Gutglück – Geheimtipp für Erholung
Es ist zwar erst zwei Tage her, dass wir unsere Premiere in Mecklenburg-Vorpommern mit der Ortschaft Kummer gefeiert haben, doch wenn wir schon mal hier im Nordosten Deutschlands unterwegs sind, legen wir gleich noch eine nach. Auf nach Gutglück. Was für ein Kontrastprogramm. Die Ortschaft ist Teil der Gemeinde Fuhlendorf und liegt rund zehn Kilometer vom Ostseestrand Zingst entfernt. Es handelt sich um ein kleines Straßendorf, das vor allem für zwei Dinge bekannt ist. Ferienhäuser und Bildung.
Ersteres erklärt sich von selbst. An der südlichen Boddenküste und nah am Nationalpark Vorpommersche Boddenlandschaft gelegen, ruhig, beschaulich, von Landwirtschaft und Naturtourismus geprägt.
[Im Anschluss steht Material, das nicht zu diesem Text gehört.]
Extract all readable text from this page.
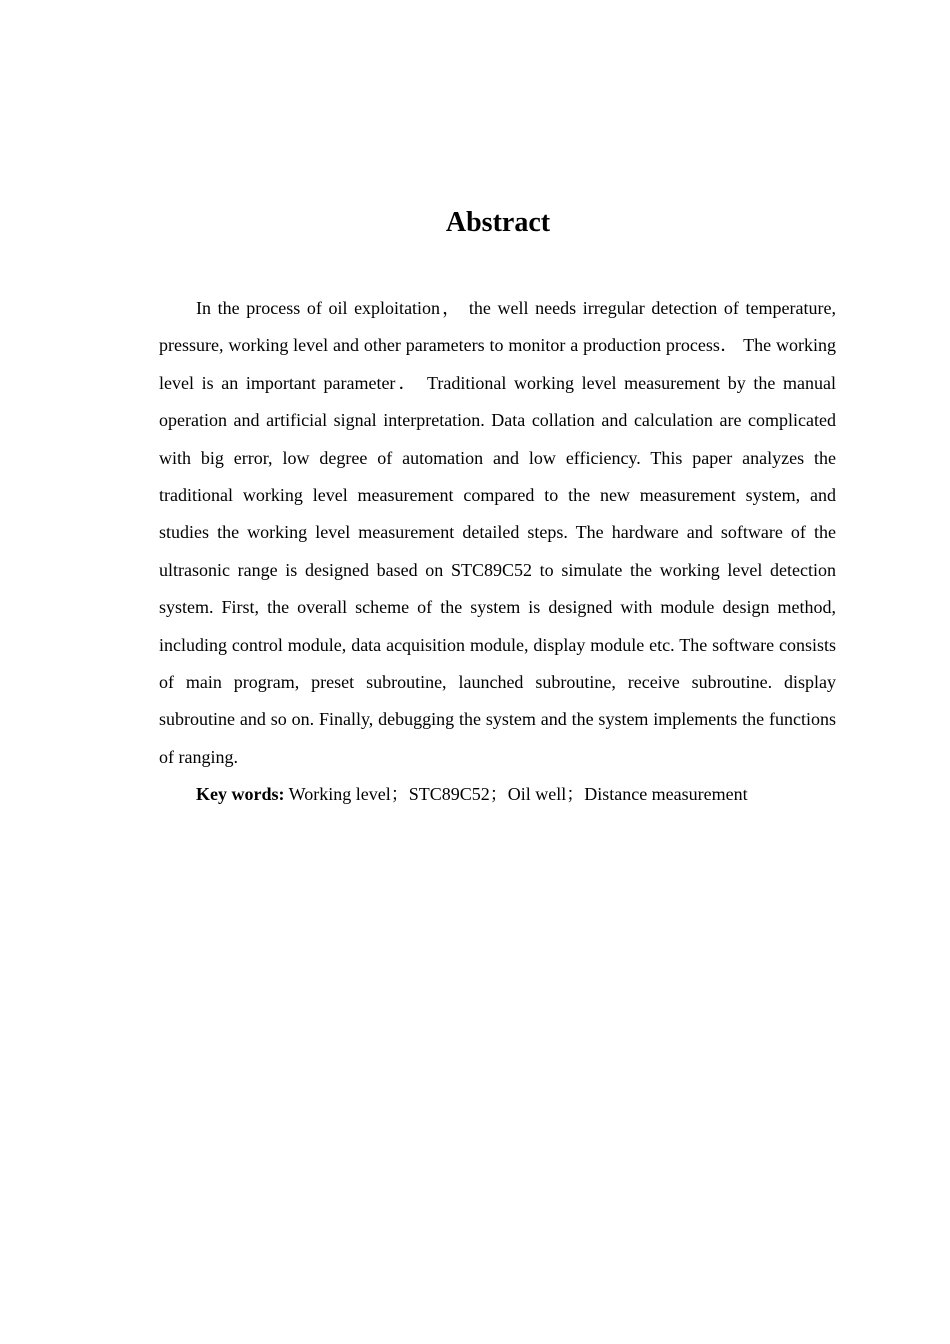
Abstract

In the process of oil exploitation， the well needs irregular detection of temperature, pressure, working level and other parameters to monitor a production process． The working level is an important parameter． Traditional working level measurement by the manual operation and artificial signal interpretation. Data collation and calculation are complicated with big error, low degree of automation and low efficiency. This paper analyzes the traditional working level measurement compared to the new measurement system, and studies the working level measurement detailed steps. The hardware and software of the ultrasonic range is designed based on STC89C52 to simulate the working level detection system. First, the overall scheme of the system is designed with module design method, including control module, data acquisition module, display module etc. The software consists of main program, preset subroutine, launched subroutine, receive subroutine. display subroutine and so on. Finally, debugging the system and the system implements the functions of ranging.

Key words: Working level；STC89C52；Oil well；Distance measurement
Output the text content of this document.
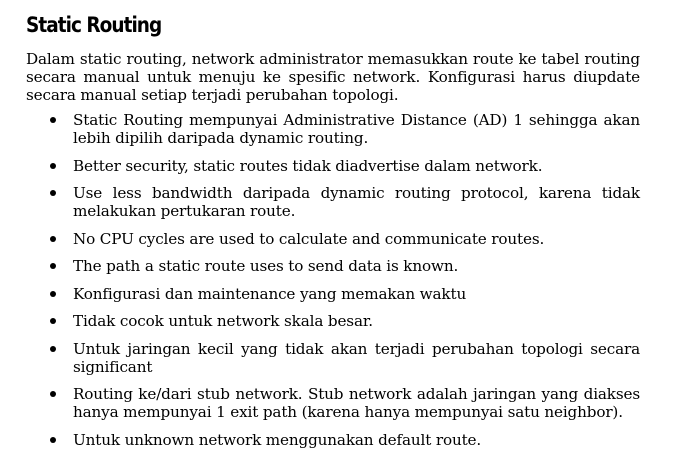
Static Routing

Dalam static routing, network administrator memasukkan route ke tabel routing secara manual untuk menuju ke spesific network. Konfigurasi harus diupdate secara manual setiap terjadi perubahan topologi.

Static Routing mempunyai Administrative Distance (AD) 1 sehingga akan lebih dipilih daripada dynamic routing.
Better security, static routes tidak diadvertise dalam network.
Use less bandwidth daripada dynamic routing protocol, karena tidak melakukan pertukaran route.
No CPU cycles are used to calculate and communicate routes.
The path a static route uses to send data is known.
Konfigurasi dan maintenance yang memakan waktu
Tidak cocok untuk network skala besar.
Untuk jaringan kecil yang tidak akan terjadi perubahan topologi secara significant
Routing ke/dari stub network. Stub network adalah jaringan yang diakses hanya mempunyai 1 exit path (karena hanya mempunyai satu neighbor).
Untuk unknown network menggunakan default route.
Durch seine Lage am Bodden ist Gutglück ein beliebter Ausgangspunkt für Radwanderungen. Ein Geheimtipp für Erholungsuchende. Was die Bildung angeht, befindet sich in der Ortschaft das Bildungszentrum Barth/Gutglück. Es wird von dem Arbeiter-Samariter-Bund Deutschland partnerschaftlich mit dem Bundesamt für Familie und zivilgesellschaftliche Aufgaben betrieben. Unter anderem finden hier Seminare des Bundesfreiwilligendienstes zu sozialen, fachlichen und politischen Inhalten statt. Außerdem kann es auch für Kinder- und Jugendfahrten und andere Veranstaltungen genutzt werden.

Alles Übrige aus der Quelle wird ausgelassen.